Cygilant, a Boston-based security firm, boasts “enterprise-class Security-as-a-Service for threat detection, response and compliance so you can sleep at night.”
Its own incident response team is unlikely to have slept well over the weekend, after the company itself fell victim to an apparent Netwalker ransomware attack.
Cygilant runs a Security Operations Centre (SOC) for predominantly mid-sized businesses, among other security services. It was founded in 2001 and has raised a total of $34 million in funding over eight rounds, Crunchbase data shows.
Cygilant Hacked: Docs Posted by NetWalker
It acknowledged the attack publicly on September 4, after screenshots of internal documents were posted to a site on the dark web associated with the Netwalker group. The intrusion vector and extent of the compromise are unclear.
(Netwalker intrusions typically start via exploitation of outdated server software like Weblogic or Tomcat, or phishing attacks, Sophos analysis shows. Among the threat group’s recent wins: a $1 million payout by the University of California).
Christina Lattuca, Cygilant’s chief financial officer, said the company was “aware of a ransomware attack impacting a portion of Cygilant’s technology environment.”
“Our Cyber Defense and Response Center team took immediate and decisive action to stop the progression of the attack. We are working closely with third-party forensic investigators and law enforcement to understand the full nature and impact of the attack. Cygilant is committed to the ongoing security of our network and to continuously strengthening all aspects of our security program.”
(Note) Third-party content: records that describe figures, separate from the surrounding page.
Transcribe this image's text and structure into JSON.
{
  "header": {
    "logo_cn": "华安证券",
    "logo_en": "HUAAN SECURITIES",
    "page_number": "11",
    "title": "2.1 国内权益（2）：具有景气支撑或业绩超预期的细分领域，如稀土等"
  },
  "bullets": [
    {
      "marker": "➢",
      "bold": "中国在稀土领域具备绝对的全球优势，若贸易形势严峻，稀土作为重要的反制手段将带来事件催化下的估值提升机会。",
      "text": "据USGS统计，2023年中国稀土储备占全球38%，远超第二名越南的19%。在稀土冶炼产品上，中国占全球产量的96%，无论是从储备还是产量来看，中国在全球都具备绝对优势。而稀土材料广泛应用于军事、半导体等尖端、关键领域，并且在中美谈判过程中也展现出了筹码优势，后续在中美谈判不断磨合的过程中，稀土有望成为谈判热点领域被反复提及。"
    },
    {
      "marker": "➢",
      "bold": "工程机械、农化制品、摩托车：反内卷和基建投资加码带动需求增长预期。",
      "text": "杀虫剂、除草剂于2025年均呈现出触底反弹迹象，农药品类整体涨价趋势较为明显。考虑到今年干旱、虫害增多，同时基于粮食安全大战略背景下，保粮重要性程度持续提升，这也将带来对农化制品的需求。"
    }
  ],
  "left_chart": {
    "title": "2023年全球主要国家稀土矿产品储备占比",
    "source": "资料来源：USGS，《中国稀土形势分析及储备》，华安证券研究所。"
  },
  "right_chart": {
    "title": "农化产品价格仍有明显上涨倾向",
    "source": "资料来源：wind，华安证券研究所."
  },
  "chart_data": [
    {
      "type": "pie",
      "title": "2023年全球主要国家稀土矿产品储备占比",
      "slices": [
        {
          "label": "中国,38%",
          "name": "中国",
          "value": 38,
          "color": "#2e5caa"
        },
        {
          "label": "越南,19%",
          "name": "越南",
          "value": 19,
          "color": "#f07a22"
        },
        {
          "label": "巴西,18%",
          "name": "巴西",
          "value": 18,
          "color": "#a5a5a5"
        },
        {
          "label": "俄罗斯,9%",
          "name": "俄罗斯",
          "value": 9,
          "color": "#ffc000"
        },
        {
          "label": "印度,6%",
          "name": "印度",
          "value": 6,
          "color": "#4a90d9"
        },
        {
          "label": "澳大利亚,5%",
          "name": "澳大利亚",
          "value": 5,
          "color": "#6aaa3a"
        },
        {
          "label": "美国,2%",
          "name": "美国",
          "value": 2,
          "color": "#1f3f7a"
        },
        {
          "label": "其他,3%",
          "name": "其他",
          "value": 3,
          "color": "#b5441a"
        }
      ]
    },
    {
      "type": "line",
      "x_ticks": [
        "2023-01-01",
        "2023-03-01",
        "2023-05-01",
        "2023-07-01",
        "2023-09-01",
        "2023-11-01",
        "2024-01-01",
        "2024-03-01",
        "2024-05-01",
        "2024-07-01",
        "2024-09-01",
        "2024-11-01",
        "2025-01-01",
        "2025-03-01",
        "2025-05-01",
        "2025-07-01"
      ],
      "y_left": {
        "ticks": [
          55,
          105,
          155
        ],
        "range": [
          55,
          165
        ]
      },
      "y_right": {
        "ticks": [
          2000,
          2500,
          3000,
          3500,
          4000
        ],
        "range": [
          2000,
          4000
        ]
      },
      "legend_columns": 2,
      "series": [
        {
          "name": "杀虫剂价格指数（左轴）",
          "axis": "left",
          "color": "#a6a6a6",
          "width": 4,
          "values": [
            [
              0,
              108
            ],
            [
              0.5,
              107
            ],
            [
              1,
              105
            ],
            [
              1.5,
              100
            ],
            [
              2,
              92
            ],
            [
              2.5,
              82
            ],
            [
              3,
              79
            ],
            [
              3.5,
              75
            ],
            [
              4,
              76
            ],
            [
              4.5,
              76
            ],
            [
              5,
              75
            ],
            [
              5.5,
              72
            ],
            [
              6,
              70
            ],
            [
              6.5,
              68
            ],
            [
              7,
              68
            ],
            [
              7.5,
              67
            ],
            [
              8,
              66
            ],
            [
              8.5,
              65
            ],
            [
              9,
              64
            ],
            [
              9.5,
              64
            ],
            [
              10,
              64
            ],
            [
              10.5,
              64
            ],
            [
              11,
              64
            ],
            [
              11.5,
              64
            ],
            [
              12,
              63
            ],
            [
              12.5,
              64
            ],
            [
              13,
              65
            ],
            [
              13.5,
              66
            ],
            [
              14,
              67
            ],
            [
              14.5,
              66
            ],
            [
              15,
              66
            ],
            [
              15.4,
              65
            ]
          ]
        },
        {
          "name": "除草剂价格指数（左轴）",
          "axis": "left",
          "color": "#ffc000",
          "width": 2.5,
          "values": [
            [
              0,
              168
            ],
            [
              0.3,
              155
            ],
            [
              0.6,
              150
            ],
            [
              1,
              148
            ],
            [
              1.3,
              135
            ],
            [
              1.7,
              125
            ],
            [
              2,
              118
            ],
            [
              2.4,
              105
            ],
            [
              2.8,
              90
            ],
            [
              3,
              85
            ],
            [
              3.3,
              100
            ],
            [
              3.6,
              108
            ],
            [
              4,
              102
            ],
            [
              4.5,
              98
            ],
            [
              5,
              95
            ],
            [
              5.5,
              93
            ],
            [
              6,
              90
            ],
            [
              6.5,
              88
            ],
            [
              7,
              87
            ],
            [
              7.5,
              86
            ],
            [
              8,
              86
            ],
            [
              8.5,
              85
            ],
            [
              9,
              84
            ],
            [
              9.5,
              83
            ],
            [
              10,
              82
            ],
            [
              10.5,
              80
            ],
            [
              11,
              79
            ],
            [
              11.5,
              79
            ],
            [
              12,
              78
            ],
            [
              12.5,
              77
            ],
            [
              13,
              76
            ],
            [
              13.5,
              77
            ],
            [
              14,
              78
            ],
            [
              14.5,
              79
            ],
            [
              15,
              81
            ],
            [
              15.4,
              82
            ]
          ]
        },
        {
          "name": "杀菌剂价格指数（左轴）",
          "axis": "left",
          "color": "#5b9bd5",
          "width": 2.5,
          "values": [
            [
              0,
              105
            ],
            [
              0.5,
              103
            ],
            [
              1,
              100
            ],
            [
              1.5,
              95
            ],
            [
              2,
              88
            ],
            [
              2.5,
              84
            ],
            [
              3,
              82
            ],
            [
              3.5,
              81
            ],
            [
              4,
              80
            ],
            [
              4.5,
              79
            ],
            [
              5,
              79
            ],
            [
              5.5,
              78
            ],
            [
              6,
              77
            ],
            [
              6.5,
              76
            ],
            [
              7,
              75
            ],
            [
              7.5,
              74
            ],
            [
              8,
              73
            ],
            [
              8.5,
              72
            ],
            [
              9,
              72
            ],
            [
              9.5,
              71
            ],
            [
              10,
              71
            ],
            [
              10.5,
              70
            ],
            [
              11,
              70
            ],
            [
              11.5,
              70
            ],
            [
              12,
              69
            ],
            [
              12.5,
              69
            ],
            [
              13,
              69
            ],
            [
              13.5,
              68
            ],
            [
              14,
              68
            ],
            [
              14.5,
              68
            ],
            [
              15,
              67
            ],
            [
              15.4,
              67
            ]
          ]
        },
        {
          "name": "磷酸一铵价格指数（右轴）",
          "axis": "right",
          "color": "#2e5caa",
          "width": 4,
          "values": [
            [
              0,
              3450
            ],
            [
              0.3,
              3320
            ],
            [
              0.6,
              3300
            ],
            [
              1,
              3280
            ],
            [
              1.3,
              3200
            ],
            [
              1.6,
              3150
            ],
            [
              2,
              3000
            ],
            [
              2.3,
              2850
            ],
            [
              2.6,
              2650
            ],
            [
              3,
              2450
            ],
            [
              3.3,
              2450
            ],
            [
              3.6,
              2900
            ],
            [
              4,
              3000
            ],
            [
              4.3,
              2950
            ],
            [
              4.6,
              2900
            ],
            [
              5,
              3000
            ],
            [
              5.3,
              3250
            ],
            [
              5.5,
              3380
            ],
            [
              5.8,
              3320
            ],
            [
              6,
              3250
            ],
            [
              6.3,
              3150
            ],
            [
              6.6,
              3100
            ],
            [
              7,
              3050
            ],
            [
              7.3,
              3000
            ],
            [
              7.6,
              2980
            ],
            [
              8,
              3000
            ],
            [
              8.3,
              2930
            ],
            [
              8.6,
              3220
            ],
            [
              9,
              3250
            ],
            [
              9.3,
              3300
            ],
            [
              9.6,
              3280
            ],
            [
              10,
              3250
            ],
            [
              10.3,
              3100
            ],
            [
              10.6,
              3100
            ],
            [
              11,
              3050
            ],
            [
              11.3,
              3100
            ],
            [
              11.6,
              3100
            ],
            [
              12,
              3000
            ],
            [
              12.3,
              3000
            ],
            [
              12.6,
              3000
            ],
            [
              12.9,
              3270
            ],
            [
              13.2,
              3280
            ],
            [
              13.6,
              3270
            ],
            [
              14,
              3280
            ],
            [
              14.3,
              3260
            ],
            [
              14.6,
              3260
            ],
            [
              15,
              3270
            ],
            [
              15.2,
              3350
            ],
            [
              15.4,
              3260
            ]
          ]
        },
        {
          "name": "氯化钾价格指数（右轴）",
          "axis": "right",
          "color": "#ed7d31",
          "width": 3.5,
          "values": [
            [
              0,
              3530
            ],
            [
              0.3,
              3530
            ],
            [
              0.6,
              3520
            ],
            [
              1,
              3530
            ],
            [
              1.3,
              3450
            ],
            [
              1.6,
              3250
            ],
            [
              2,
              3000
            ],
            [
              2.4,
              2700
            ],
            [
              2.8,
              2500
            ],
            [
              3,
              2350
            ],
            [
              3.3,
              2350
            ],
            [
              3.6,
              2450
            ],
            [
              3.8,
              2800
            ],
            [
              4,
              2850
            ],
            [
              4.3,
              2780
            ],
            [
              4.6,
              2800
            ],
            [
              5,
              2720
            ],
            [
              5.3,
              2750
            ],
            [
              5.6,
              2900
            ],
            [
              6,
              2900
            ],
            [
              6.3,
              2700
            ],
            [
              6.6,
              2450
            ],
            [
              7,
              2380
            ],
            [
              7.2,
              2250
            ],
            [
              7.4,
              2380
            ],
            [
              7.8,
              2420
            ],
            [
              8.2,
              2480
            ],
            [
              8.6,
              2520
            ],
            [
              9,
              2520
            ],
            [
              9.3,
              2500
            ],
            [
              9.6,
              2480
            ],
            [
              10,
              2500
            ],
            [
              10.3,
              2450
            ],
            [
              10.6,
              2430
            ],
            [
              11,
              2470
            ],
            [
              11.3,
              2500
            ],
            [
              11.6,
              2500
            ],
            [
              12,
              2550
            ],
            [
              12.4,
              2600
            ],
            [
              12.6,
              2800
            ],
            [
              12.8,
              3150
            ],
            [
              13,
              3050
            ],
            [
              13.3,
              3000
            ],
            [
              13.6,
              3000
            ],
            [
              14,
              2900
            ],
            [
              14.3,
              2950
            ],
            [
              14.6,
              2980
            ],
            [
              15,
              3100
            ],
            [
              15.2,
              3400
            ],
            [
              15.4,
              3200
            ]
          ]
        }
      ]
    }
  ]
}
Brett Callow, who tracks ransomware attacks at his security firm Emsisoft, said documents confirming the incident had been removed from the Netwalker page over the weekend, suggesting negotiations had started with the group — or perhaps that a ransom had been paid.
Cygilant is aware of a ransomware attack impacting a portion of Cygilant’s technology environment. Our team took immediate and decisive action to stop the progression of the attack and is working closely with third-party forensic investigators and law enforcement.
— Cygilant (@Cygilant) September 4, 2020
Cygilant is far from the only SOC or indeed broader IT services provider to fall victim to ransomware over the past year. Everis, one of the largest managed service providers in Spain was infected with a version of the BitPaymer ransomware in November; fellow Spanish security firm Prosegur, which runs six SOCs, was hit by Ryuk the same month.
Security firm Trend Micro meanwhile saw a limited breach in early 2019, while Avast suffered a sophisticated breach in October 2019 by unknown attackers.
In April 2020, meanwhile, US IT services heavyweight Cognizant — a $16.8 billion by 2019 revenue stalwart of the Fortune 500 — admitted that a Maze ransomware attack had hit internal systems and was causing service disruption for clients.
Managed service providers across any industry segment (fintech, IT services, etc.) are an alluring target for ransomware crews: the downstream pressure from customers when services are knocked out builds huge pressure on such companies to resolve the incident fast, heightening the likelihood of a payout for criminals.